Al momento non riusciamo ancora a comprendere completamente i processi fisici e chimici che determinano se e come la CO2 riesce a disperdersi attraverso le fratture. Poco compresi sono anche gli effetti delle iniezioni di CO2 sulle deformazioni della roccia e sulle interazioni chimiche che possono dare origine ai terremoti. Inoltre, si sa ancora ben poco sulle condizioni specifiche presenti nel sottosuolo svizzero. Tutto questo rende oggi difficile valutare in quale misura l’immagazzinamento sotterraneo della CO2 qui da noi possa essere o meno un’opzione da prendere in considerazione. Per questi motivi, gli scienziati del Servizio Sismico Svizzero (SED) con sede all’ETH di Zurigo e del SCCER-SoE stanno svolgendo un esperimento in stretta collaborazione con il Department of Mechanical and Process Engineering e l’Istituto di Geofisica del Politecnico federale di Zurigo, così come con Swisstopo e la Scuola politecnica federale di Losanna.

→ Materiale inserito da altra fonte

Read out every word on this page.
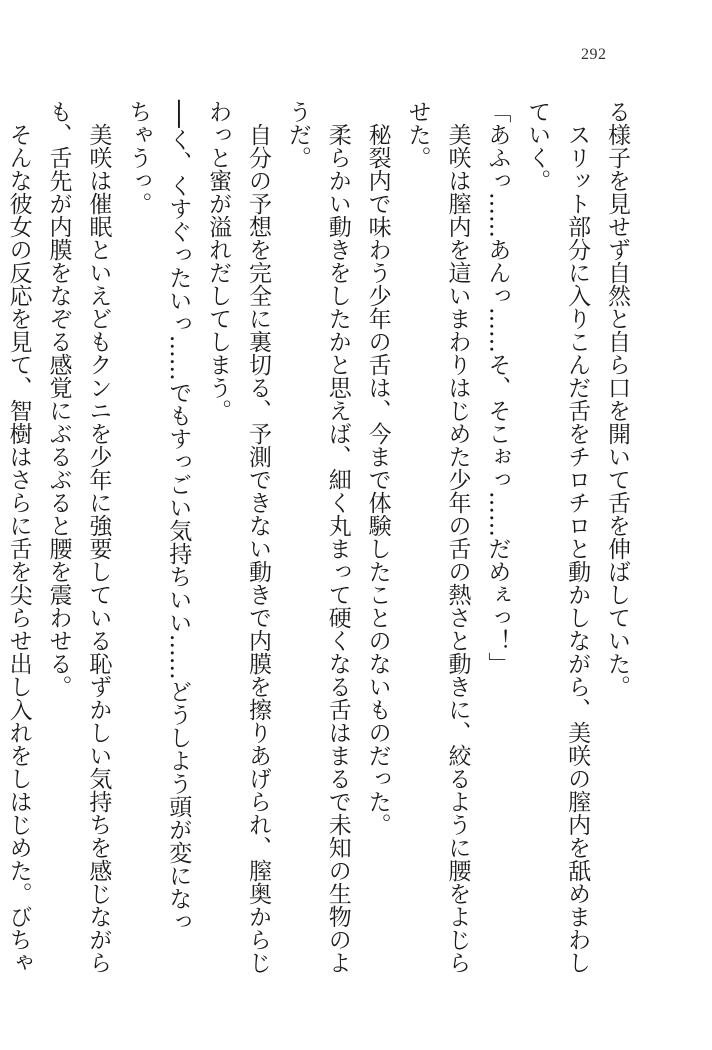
292

る様子を見せず自然と自ら口を開いて舌を伸ばしていた。

　スリット部分に入りこんだ舌をチロチロと動かしながら、美咲の膣内を舐めまわし

ていく。

「あふっ……あんっ……そ、そこぉっ……だめぇっ！」

　美咲は膣内を這いまわりはじめた少年の舌の熱さと動きに、絞るように腰をよじら

せた。

　秘裂内で味わう少年の舌は、今まで体験したことのないものだった。

　柔らかい動きをしたかと思えば、細く丸まって硬くなる舌はまるで未知の生物のよ

うだ。

　自分の予想を完全に裏切る、予測できない動きで内膜を擦りあげられ、膣奥からじ

わっと蜜が溢れだしてしまう。

──く、くすぐったいっ……でもすっごい気持ちいい……どうしよう頭が変になっ

ちゃうっ。

　美咲は催眠といえどもクンニを少年に強要している恥ずかしい気持ちを感じながら

も、舌先が内膜をなぞる感覚にぶるぶると腰を震わせる。

　そんな彼女の反応を見て、智樹はさらに舌を尖らせ出し入れをしはじめた。びちゃ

L’esperimento, che si svolge nel laboratorio sotterraneo di Mont Terri, fa parte del progetto ELEGANCY finanziato dalla Commissione Europea e dall’Ufficio Federale dell’Energia.

Gli scienziati stanno studiando in che modo la CO2 è in grado di migrare lungo le fratture, in quali condizioni si verifica la sismicità indotta e come possa essere monitorato al meglio un simile giacimento. A tal fine inietteranno piccole quantità di acqua salata arricchita di CO2 in un pozzo di piccolo diametro che attraversa una piccola zona fratturata. Per scoprire come la roccia fratturata presente in questa zona di disturbo reagisce alla CO2, osserveranno la stabilità della roccia e indagheranno in che modo interagiscono tra di loro le deformazioni di taglio, la pressione interstiziale e le linee di scorrimento. Alcuni sensori sismici attivi e passivi monitoreranno le variazioni delle velocità sismiche nei pressi del punto di iniezione e rileveranno possibili microscosse con magnitudo inferiore a zero.

A differenza di un grande progetto operativo di immagazzinamento della CO2, questo esperimento studia i processi rilevanti solo mediante piccole quantità di acqua salata arricchita di CO2. Ciononostante, le conoscenze acquisite contribuiranno a comprendere meglio i principali processi che influiscono sui movimenti della CO2 attraverso le zone di fratturazione. L’esperimento fornirà così anche un importante contributo che ci permetterà di caratterizzare meglio i siti di immagazzinamento. In tutto il mondo sono già in corso circa venti progetti di immagazzinamento di CO2, ciascuno dei quali ha separato e immagazzinato fino a tre milioni di tonnellate di CO2 all’anno. Altri progetti sono in programma. Attualmente in Svizzera non è previsto nessun progetto di questo tipo.